Он не считал Муни большим поэтом – и потому просто, искренне любил его. Как и Гершензона, о котором в «Некрополе» написано с нежностью. Прочие – Горький, Брюсов, Белый, Маяковский, Есенин – уже игроки на его же, Ходасевича, поле. Записки Ходасевича о современниках – свидетельства очень талантливого, но не большого поэта о больших; свидетельство человека, обремененного маниями и физическими недомоганиями,- о неизлечимых и сумасшедших. Берберова оставила нам в своем «Курсиве» нечто подобное, только чуть более откровенное. Она и не претендовала быть поэтом и не считала свои стихи настоящими стихами. То ли дело проза – тут она была уверена, что и «Биянкурские праздники», и поздние повести, и «Аккомпаниаторша» что-то из себя представляют… Во всяком случае, она ставила себе в заслугу то, что первой начала писать не только об эмиграции, но и о французском пролетариате. И тут, стало быть, не замкнулась, а органично пересадилась на новую почву… Неинтересно, однако, читать о французском пролетариате. Хуже Эльзы Триоле. И даже «Аккомпаниаторша» как-то суха и анемична – даже на фоне нейтральнейшей прозы Газданова: все бы хорошо, а героини нет. Капризная певица – и та убедительнее.

Вот в чем главная проблема Берберовой: при несомненном личном обаянии, при массе привлекательнейших качеств – сострадательность, априорное уважение к людям, нежелание нагружать их заботой о себе – именно личности ей как раз и не хватает. Блок говорил (Горький записал), что мозг – уродливо разросшаяся опухоль, безобразный зоб, избыточный орган; может, и личность – тоже непременно болезнь, обязательное наличие патологии? Берберова до тошноты нормальна, до ужаса современна, больше всего она боится старческих навязчивых идей – и потому спешит меняться, меняться… а в процессе этого спасительного самоизменения совершенно растрачивает то, что было изначальной ее личностью. Вот почему на этом пути она обречена оставить и Ходасевича. Даже он, циник, умевший безжалостно-трезво смотреть на себя и на людей, в конце концов испугался жизни и сдался перед ней, перестал выходить из дому, часами раскладывал пасьянсы… а Берберова никак не могла вечно ждать катастрофы. В ее натуре было – выйти из дому навстречу катастрофе: вдруг поможет самоизмениться? Она сварила Ходасевичу борщ на три дня – деталь, скорее всего выдуманная эмигрантами,- и ушла. И оставила его с борщом. Вот как бывает между сознающими себя людьми.

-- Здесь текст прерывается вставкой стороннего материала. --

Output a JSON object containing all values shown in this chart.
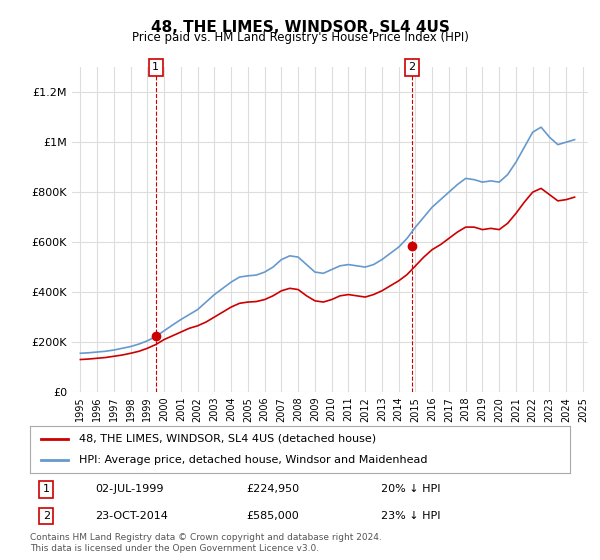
{
  "title": "48, THE LIMES, WINDSOR, SL4 4US",
  "subtitle": "Price paid vs. HM Land Registry's House Price Index (HPI)",
  "legend_entry1": "48, THE LIMES, WINDSOR, SL4 4US (detached house)",
  "legend_entry2": "HPI: Average price, detached house, Windsor and Maidenhead",
  "annotation1_label": "1",
  "annotation1_date": "02-JUL-1999",
  "annotation1_price": "£224,950",
  "annotation1_hpi": "20% ↓ HPI",
  "annotation2_label": "2",
  "annotation2_date": "23-OCT-2014",
  "annotation2_price": "£585,000",
  "annotation2_hpi": "23% ↓ HPI",
  "footer": "Contains HM Land Registry data © Crown copyright and database right 2024.\nThis data is licensed under the Open Government Licence v3.0.",
  "price_color": "#cc0000",
  "hpi_color": "#6699cc",
  "annotation_color": "#cc0000",
  "background_color": "#ffffff",
  "grid_color": "#dddddd",
  "ylim": [
    0,
    1300000
  ],
  "yticks": [
    0,
    200000,
    400000,
    600000,
    800000,
    1000000,
    1200000
  ],
  "ytick_labels": [
    "£0",
    "£200K",
    "£400K",
    "£600K",
    "£800K",
    "£1M",
    "£1.2M"
  ],
  "sale1_x": 1999.5,
  "sale1_y": 224950,
  "sale2_x": 2014.8,
  "sale2_y": 585000,
  "hpi_years": [
    1995,
    1995.5,
    1996,
    1996.5,
    1997,
    1997.5,
    1998,
    1998.5,
    1999,
    1999.5,
    2000,
    2000.5,
    2001,
    2001.5,
    2002,
    2002.5,
    2003,
    2003.5,
    2004,
    2004.5,
    2005,
    2005.5,
    2006,
    2006.5,
    2007,
    2007.5,
    2008,
    2008.5,
    2009,
    2009.5,
    2010,
    2010.5,
    2011,
    2011.5,
    2012,
    2012.5,
    2013,
    2013.5,
    2014,
    2014.5,
    2015,
    2015.5,
    2016,
    2016.5,
    2017,
    2017.5,
    2018,
    2018.5,
    2019,
    2019.5,
    2020,
    2020.5,
    2021,
    2021.5,
    2022,
    2022.5,
    2023,
    2023.5,
    2024,
    2024.5
  ],
  "hpi_values": [
    155000,
    157000,
    160000,
    163000,
    168000,
    175000,
    182000,
    192000,
    205000,
    222000,
    245000,
    268000,
    290000,
    310000,
    330000,
    360000,
    390000,
    415000,
    440000,
    460000,
    465000,
    468000,
    480000,
    500000,
    530000,
    545000,
    540000,
    510000,
    480000,
    475000,
    490000,
    505000,
    510000,
    505000,
    500000,
    510000,
    530000,
    555000,
    580000,
    615000,
    660000,
    700000,
    740000,
    770000,
    800000,
    830000,
    855000,
    850000,
    840000,
    845000,
    840000,
    870000,
    920000,
    980000,
    1040000,
    1060000,
    1020000,
    990000,
    1000000,
    1010000
  ],
  "price_years": [
    1995,
    1995.5,
    1996,
    1996.5,
    1997,
    1997.5,
    1998,
    1998.5,
    1999,
    1999.5,
    2000,
    2000.5,
    2001,
    2001.5,
    2002,
    2002.5,
    2003,
    2003.5,
    2004,
    2004.5,
    2005,
    2005.5,
    2006,
    2006.5,
    2007,
    2007.5,
    2008,
    2008.5,
    2009,
    2009.5,
    2010,
    2010.5,
    2011,
    2011.5,
    2012,
    2012.5,
    2013,
    2013.5,
    2014,
    2014.5,
    2015,
    2015.5,
    2016,
    2016.5,
    2017,
    2017.5,
    2018,
    2018.5,
    2019,
    2019.5,
    2020,
    2020.5,
    2021,
    2021.5,
    2022,
    2022.5,
    2023,
    2023.5,
    2024,
    2024.5
  ],
  "price_values": [
    130000,
    132000,
    135000,
    138000,
    143000,
    148000,
    155000,
    163000,
    175000,
    190000,
    210000,
    225000,
    240000,
    255000,
    265000,
    280000,
    300000,
    320000,
    340000,
    355000,
    360000,
    362000,
    370000,
    385000,
    405000,
    415000,
    410000,
    385000,
    365000,
    360000,
    370000,
    385000,
    390000,
    385000,
    380000,
    390000,
    405000,
    425000,
    445000,
    470000,
    505000,
    540000,
    570000,
    590000,
    615000,
    640000,
    660000,
    660000,
    650000,
    655000,
    650000,
    675000,
    715000,
    760000,
    800000,
    815000,
    790000,
    765000,
    770000,
    780000
  ],
  "xtick_years": [
    1995,
    1996,
    1997,
    1998,
    1999,
    2000,
    2001,
    2002,
    2003,
    2004,
    2005,
    2006,
    2007,
    2008,
    2009,
    2010,
    2011,
    2012,
    2013,
    2014,
    2015,
    2016,
    2017,
    2018,
    2019,
    2020,
    2021,
    2022,
    2023,
    2024,
    2025
  ]
}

Меньше всего мне хотелось бы глумиться. Берберова многим помогла – Георгию Иванову, Бунину, Зайцеву, несчастной Ольге Марголиной, вдове Ходасевича, так страшно погибшей в лагере… И уж конечно, куда приятнее видеть перед собой старуху железную, бодрую, следящую за собой – нежели руину. Но ведь мы не о собственно человеческой ипостаси Нины Николаевны Берберовой сейчас говорим. Мы говорим о свидетеле времени, об авторе «Курсива», о современнице величайших поэтов и омерзительнейших событий,- и человек, который столь успешно прошел через грозы XX века, не может не вызывать восхищения, смешанного с подозрением: почему этот век так пришелся тебе впору? Почему ты так торопилась за ним? Что от тебя осталось?

Сегодня ей бы наверняка нравился Акунин.

Любому из ныне живущих писателей я пожелал бы такой жизни, но никому из них – даже тем, о ком не могу думать без брезгливости,- не пожелал бы такой судьбы.